IN Brief:
- Around 300 DHL logistics workers at JLR Solihull are due to begin indefinite strike action from 7 May, while more than 300 HGV drivers have also backed action.
- The dispute centres on a 3% pay offer for 2026, below the 3.6% RPI inflation rate cited by the union.
- The row highlights how quickly labour disputes inside contract logistics can become a production risk for automotive supply chains.
DHL Supply Chain is facing a renewed disruption risk across Jaguar Land Rover’s logistics network after around 300 workers based at JLR Solihull were set to begin indefinite strike action from 7 May and more than 300 HGV drivers working on the JLR contract also voted in favour of industrial action. The drivers have not yet been given strike dates, but further talks are due under Acas auspices and the dispute has already widened from one part of the contract operation into another.
The action centres on pay. The union said the workers rejected a 3% offer for 2026 against an RPI inflation rate of 3.6%. The affected teams are involved in moving parts and vehicles to and from JLR operations across the West Midlands and North West, covering Birmingham, Wolverhampton, Solihull, and Widnes. That places the issue directly inside the transport and materials flow on which vehicle output depends, rather than at a more distant administrative layer.
There is a practical distinction between the two groups. The Solihull-based logistics workers are scheduled to move into indefinite action in early May, while the HGV drivers have voted in favour of strikes but remain in talks. Even so, the combination matters. Automotive logistics rarely absorbs disruption neatly. Warehouse handling, sequencing, shunting, inbound transport, and finished vehicle movement all depend on timing, and pressure in one area quickly migrates into the rest of the chain.

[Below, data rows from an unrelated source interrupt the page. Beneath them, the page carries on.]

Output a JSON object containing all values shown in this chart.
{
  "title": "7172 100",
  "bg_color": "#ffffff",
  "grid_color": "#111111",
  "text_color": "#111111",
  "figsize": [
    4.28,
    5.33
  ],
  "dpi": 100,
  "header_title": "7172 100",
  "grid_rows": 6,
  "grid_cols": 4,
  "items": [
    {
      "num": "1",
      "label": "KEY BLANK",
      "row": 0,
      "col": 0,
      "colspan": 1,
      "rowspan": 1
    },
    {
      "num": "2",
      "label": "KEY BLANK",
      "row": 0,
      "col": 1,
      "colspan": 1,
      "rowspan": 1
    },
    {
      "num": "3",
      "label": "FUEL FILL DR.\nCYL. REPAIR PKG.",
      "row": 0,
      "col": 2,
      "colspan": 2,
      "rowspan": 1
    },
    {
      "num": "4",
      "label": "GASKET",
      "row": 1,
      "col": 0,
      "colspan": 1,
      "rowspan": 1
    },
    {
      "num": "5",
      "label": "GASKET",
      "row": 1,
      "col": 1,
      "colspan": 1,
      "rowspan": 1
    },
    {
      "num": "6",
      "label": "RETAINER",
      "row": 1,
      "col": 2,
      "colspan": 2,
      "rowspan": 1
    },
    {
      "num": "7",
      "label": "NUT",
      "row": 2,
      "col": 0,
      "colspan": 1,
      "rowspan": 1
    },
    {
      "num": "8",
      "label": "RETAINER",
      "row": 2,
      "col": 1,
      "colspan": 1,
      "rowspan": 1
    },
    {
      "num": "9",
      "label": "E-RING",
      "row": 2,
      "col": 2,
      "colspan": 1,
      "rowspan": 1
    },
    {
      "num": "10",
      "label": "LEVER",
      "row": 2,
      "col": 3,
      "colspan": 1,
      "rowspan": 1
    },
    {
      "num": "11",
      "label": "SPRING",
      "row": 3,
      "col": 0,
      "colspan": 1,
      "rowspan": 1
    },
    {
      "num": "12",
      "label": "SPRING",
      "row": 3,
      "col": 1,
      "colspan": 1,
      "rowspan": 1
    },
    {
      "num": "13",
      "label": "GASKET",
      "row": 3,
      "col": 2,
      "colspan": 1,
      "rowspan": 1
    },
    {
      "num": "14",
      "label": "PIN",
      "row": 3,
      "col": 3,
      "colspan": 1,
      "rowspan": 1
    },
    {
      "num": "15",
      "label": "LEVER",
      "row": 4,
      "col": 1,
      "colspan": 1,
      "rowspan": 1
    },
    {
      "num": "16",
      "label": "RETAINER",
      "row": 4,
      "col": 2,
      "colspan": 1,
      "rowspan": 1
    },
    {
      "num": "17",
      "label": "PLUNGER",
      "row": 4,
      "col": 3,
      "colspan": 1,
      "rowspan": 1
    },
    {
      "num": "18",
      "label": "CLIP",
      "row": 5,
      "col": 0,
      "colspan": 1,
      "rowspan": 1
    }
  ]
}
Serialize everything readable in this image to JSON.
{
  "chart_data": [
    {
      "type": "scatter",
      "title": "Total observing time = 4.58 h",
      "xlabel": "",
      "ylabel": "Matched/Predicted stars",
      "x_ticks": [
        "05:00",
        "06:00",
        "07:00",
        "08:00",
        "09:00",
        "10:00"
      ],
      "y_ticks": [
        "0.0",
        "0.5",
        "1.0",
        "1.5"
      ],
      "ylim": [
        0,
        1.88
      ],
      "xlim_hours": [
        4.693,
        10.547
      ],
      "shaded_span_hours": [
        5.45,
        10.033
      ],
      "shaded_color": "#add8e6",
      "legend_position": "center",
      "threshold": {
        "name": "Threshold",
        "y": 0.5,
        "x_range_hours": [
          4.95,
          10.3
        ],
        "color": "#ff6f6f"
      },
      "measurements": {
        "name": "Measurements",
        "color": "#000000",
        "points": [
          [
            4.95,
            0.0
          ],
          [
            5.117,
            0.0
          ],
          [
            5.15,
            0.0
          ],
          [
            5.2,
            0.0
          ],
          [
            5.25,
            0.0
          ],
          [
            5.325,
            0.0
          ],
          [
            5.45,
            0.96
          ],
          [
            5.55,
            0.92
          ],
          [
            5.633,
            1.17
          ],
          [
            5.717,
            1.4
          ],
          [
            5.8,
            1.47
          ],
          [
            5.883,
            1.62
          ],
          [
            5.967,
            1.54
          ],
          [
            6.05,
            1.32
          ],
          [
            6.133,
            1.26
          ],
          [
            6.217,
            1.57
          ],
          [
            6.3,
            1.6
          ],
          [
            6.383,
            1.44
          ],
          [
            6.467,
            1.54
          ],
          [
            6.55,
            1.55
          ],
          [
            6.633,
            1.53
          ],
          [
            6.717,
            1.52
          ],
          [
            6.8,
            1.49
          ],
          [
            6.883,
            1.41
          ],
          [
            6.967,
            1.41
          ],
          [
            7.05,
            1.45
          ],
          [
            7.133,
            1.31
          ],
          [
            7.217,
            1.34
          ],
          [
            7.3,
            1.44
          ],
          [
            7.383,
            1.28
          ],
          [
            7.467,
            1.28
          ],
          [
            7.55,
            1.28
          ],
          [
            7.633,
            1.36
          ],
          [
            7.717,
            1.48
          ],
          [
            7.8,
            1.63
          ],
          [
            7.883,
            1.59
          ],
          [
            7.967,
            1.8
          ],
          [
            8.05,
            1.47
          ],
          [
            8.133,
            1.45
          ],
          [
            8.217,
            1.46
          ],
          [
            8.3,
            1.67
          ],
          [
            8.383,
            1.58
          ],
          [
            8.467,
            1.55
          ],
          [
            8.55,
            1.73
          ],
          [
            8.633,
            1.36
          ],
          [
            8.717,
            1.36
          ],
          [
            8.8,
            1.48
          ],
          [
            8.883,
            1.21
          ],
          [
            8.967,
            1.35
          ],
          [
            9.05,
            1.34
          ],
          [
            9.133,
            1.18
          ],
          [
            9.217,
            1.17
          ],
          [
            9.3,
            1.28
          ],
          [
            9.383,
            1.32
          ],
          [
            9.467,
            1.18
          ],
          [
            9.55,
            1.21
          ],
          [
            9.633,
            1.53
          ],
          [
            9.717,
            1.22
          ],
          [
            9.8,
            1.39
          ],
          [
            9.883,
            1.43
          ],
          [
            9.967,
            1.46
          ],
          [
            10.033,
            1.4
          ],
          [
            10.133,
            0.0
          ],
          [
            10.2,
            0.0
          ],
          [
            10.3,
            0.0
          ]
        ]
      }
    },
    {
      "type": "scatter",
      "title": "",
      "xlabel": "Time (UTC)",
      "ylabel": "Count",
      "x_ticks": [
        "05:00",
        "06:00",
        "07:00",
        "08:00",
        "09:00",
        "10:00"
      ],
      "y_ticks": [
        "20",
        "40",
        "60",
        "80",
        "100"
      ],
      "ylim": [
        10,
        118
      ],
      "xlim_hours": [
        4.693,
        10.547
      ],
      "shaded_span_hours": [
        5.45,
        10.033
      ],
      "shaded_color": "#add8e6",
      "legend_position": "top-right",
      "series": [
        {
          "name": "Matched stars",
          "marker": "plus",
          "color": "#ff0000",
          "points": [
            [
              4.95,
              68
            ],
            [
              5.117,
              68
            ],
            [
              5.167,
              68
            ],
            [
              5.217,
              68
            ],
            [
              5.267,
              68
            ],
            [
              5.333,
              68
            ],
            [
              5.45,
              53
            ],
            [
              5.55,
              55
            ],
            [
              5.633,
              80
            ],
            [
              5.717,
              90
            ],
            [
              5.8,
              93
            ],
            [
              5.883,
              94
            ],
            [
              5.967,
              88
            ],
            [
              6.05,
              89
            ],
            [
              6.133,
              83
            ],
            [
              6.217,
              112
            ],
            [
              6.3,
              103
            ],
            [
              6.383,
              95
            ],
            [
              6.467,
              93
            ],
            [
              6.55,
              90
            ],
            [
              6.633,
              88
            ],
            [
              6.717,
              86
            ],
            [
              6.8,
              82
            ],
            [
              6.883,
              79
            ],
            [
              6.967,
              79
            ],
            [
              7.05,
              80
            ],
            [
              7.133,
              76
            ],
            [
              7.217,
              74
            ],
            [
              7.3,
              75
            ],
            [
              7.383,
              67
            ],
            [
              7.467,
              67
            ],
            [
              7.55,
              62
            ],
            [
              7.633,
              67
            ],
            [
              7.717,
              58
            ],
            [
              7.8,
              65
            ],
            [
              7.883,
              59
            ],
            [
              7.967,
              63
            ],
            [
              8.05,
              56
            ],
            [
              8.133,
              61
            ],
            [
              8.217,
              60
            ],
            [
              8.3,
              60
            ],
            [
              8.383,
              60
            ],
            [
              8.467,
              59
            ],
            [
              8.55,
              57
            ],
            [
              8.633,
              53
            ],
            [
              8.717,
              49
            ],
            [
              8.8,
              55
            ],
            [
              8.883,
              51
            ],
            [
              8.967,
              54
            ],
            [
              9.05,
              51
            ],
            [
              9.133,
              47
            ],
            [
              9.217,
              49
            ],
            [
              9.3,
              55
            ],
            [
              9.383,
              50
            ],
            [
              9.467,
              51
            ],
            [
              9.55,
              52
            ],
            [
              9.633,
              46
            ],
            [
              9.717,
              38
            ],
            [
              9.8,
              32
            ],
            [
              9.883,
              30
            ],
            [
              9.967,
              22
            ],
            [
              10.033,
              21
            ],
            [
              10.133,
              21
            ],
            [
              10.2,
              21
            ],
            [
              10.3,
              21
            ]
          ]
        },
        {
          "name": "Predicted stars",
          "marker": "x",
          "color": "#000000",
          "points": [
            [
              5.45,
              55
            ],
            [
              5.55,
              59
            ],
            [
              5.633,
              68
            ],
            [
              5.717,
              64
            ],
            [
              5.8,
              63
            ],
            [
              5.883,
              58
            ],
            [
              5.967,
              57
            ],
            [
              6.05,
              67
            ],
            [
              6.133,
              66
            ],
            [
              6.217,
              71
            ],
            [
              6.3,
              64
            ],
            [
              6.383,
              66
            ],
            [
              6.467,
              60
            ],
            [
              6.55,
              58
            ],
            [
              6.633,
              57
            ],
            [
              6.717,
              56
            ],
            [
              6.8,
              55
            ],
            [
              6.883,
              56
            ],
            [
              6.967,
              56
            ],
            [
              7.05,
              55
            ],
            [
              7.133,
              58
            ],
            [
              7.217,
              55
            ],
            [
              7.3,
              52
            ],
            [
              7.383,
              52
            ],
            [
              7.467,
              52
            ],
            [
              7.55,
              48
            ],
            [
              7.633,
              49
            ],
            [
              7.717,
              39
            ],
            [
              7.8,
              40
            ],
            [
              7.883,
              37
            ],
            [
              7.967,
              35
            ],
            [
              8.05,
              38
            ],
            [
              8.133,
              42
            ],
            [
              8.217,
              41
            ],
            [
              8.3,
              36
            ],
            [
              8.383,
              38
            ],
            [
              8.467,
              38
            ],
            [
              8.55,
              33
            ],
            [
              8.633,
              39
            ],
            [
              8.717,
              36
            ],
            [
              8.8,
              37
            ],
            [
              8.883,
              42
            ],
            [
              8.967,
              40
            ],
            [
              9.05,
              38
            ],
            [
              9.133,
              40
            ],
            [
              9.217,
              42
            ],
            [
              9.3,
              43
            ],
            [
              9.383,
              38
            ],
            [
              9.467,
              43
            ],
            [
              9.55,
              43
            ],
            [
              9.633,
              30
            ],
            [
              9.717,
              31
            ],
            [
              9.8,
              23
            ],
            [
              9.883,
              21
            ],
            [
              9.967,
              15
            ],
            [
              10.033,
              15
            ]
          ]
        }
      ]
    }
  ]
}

The dispute lands at an awkward moment for contract logistics and automotive manufacturing alike. Labour costs remain under pressure, but so do service expectations. Providers are being asked to keep plants supplied with tighter buffers, maintain delivery precision, and absorb more complexity around model mix, scheduling, and contingency routing. That has made contract logistics more strategically important, not less, yet many operators are still trying to control cost in a labour market that has not become materially easier.
For manufacturers, this is another reminder that outsourced logistics does not remove operational exposure; it redistributes it. A contract may sit with a lead provider, but the production risk remains attached to the manufacturer once parts stop flowing or outbound vehicle movements start slipping. In the automotive sector that risk is particularly sharp because labour disputes at logistics nodes can create disruption without the visibility that accompanies a stoppage inside the assembly plant itself.
Whether the dispute escalates now depends on the Acas process and whether a revised offer emerges. But the underlying point is already clear enough. In a supply chain environment built around fewer buffers, tightly sequenced deliveries, and close-coupled warehouse and transport operations, labour relations inside contract logistics are no longer a side issue. They sit uncomfortably close to the production schedule.